[dpdk-dev] [PATCH v2 3/4] examples: example showing use of callbacks.

[Thomas Monjalon]

2015-02-16 15:16, Bruce Richardson:
> On Mon, Feb 16, 2015 at 03:33:40PM +0100, Olivier MATZ wrote:
> > Hi John,
> > 
> > On 02/13/2015 04:39 PM, John McNamara wrote:
> > > From: Richardson, Bruce <bruce.richardson at intel.com>
> > > 
> > > Example showing how callbacks can be used to insert a timestamp
> > > into each packet on RX. On TX the timestamp is used to calculate
> > > the packet latency through the app, in cycles.
> > > 
> > > Signed-off-by: Bruce Richardson <bruce.richardson at intel.com>
> > 
> > 
> > I'm looking at the example and I don't understand what is the advantage
> > of having callbacks in ethdev layer, knowing that the application can
> > do the same job by a standard function call.
> > 
> > What is the advantage of having callbacks compared to:
> > 
> > 
> > for (port = 0; port < nb_ports; port++) {
> > 	struct rte_mbuf *bufs[BURST_SIZE];
> > 	const uint16_t nb_rx = rte_eth_rx_burst(port, 0,
> > 			bufs, BURST_SIZE);
> > 	if (unlikely(nb_rx == 0))
> > 		continue;
> > 	add_timestamp(bufs, nb_rx);
> > 
> > 	const uint16_t nb_tx = rte_eth_tx_burst(port ^ 1, 0,
> > 			bufs, nb_rx);
> > 	calc_latency(bufs, nb_tx);
> > 
> > 	if (unlikely(nb_tx < nb_rx)) {
> > 		uint16_t buf;
> > 		for (buf = nb_tx; buf < nb_rx; buf++)
> > 			rte_pktmbuf_free(bufs[buf]);
> > 	}
> > }
> > 
> > 
> > To me, doing like the code above has several advantages:
> > 
> > - code is more readable: the callback is explicitly invoked, so there is
> >   no risk to forget it
> > - code is faster: the functions calls can be inlined by the compiler
> > - easier to handle error cases in the callback function as the error
> >   code is accessible to the application
> > - there is no need to add code in ethdev api to do this
> > - if the application does not want to use callbacks (I suppose most
> >   applications), it won't have any performance impact
> > 
> > Regards,
> > Olivier
> 
> In this specific instance, given that the application does little else, there
> is no real advantage to using the callbacks - it's just to have a simple example
> of how they can be used.
> 
> Where callbacks are really designed to be useful, is for extending or augmenting
> hardware capabilities.
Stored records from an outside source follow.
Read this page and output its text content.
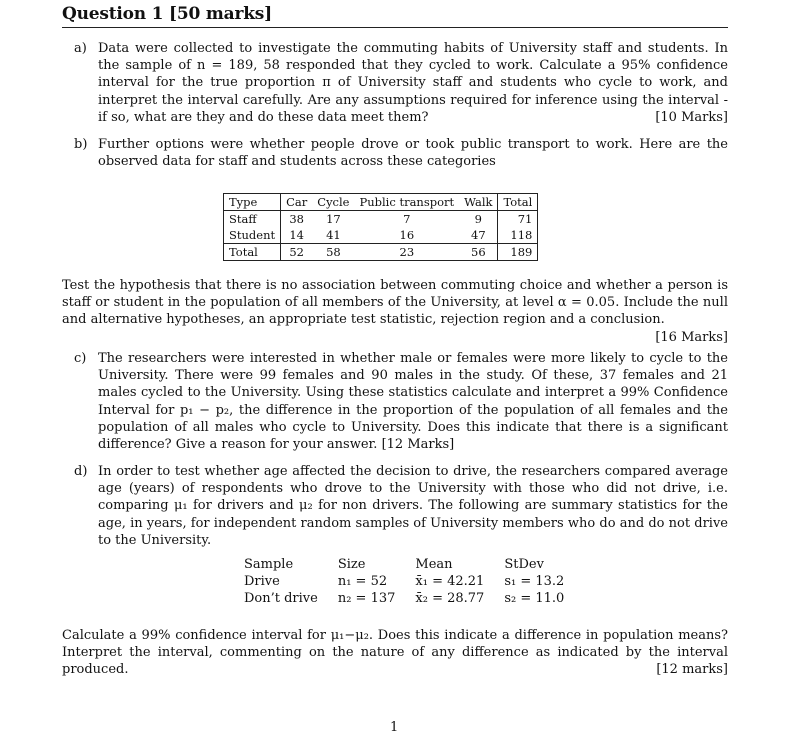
Question 1 [50 marks]
a) Data were collected to investigate the commuting habits of University staff and students. In the sample of n = 189, 58 responded that they cycled to work. Calculate a 95% confidence interval for the true proportion π of University staff and students who cycle to work, and interpret the interval carefully. Are any assumptions required for inference using the interval - if so, what are they and do these data meet them?	[10 Marks]
b) Further options were whether people drove or took public transport to work. Here are the observed data for staff and students across these categories
Type	Car	Cycle	Public transport	Walk	Total
Staff	38	17	7	9	71
Student	14	41	16	47	118
Total	52	58	23	56	189
Test the hypothesis that there is no association between commuting choice and whether a person is staff or student in the population of all members of the University, at level α = 0.05. Include the null and alternative hypotheses, an appropriate test statistic, rejection region and a conclusion.
[16 Marks]
c) The researchers were interested in whether male or females were more likely to cycle to the University. There were 99 females and 90 males in the study. Of these, 37 females and 21 males cycled to the University. Using these statistics calculate and interpret a 99% Confidence Interval for p₁ − p₂, the difference in the proportion of the population of all females and the population of all males who cycle to University. Does this indicate that there is a significant difference? Give a reason for your answer. [12 Marks]
d) In order to test whether age affected the decision to drive, the researchers compared average age (years) of respondents who drove to the University with those who did not drive, i.e. comparing μ₁ for drivers and μ₂ for non drivers. The following are summary statistics for the age, in years, for independent random samples of University members who do and do not drive to the University.
Sample	Size	Mean	StDev
Drive	n₁ = 52	x̄₁ = 42.21	s₁ = 13.2
Don’t drive	n₂ = 137	x̄₂ = 28.77	s₂ = 11.0
Calculate a 99% confidence interval for μ₁−μ₂. Does this indicate a difference in population means? Interpret the interval, commenting on the nature of any difference as indicated by the interval produced.	[12 marks]
1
Taking the example of sequence numbers - to use the most
> trivial example - an application could be written to take advantage of sequence
> numbers written to packets by the hardware which received them. However, if such
> an application was to be used with a NIC which does not provide sequence numbering
> capability, for example, anything using ixgbe driver, the application writer has
> two choices - either modify his application code to check each packet for
> a sequence number in the data path, and add it there post-rx, or alternatively,
> to check the NIC capabilities at initialization time, and add a callback there
> at initialization, if the hardware does not support it. In the latter case,
> the main packet processing body of the application can be written as though
> hardware always has sequence numbering capability, safe in the knowledge that
> any hardware not supporting it will be back-filled by a software fallback at 
> initialization-time.
> 
> By the same token, we could also look to extend hardware capabilities. For
> different filtering or hashing capabilities, there can be limits in hardware
> which are far less than what we need to use in software. Again, callbacks will
> allow the data path to be written in a way that is oblivious to the underlying
> hardware limits, because software will transparently fill in the gaps.
> 
> Hope this makes the use case clear.

After thinking more about these callbacks, I realize these callbacks won't
help, as Olivier said.

With callback,
1/ application checks device capability
2/ application provides hardware emulation as DPDK callback
3/ application forgets previous steps
4/ application calls DPDK Rx
5/ DPDK calls callback (without calling optimization)

Without callback,
1/ application checks device capability
2/ application provides hardware emulation as internal function
3/ application set an internal device-flag to enable this function
4/ application calls DPDK Rx
5/ application calls the hardware emulation if flag is set

So the only difference is to keep persistent the device information in
the application instead of storing it as a function pointer in the
DPDK struct.
You can also be faster with this approach: at initialization time,
you can check that your NIC supports the feature and use a specific
mainloop that adds or not the sequence number without any runtime
test.

A callback could be justified for asynchronous events, or when
doing specific processing in the middle of the driver, for instance
when freeing a mbuf. But in this case it's exactly similar to do
the processing in the application after Rx (or before Tx).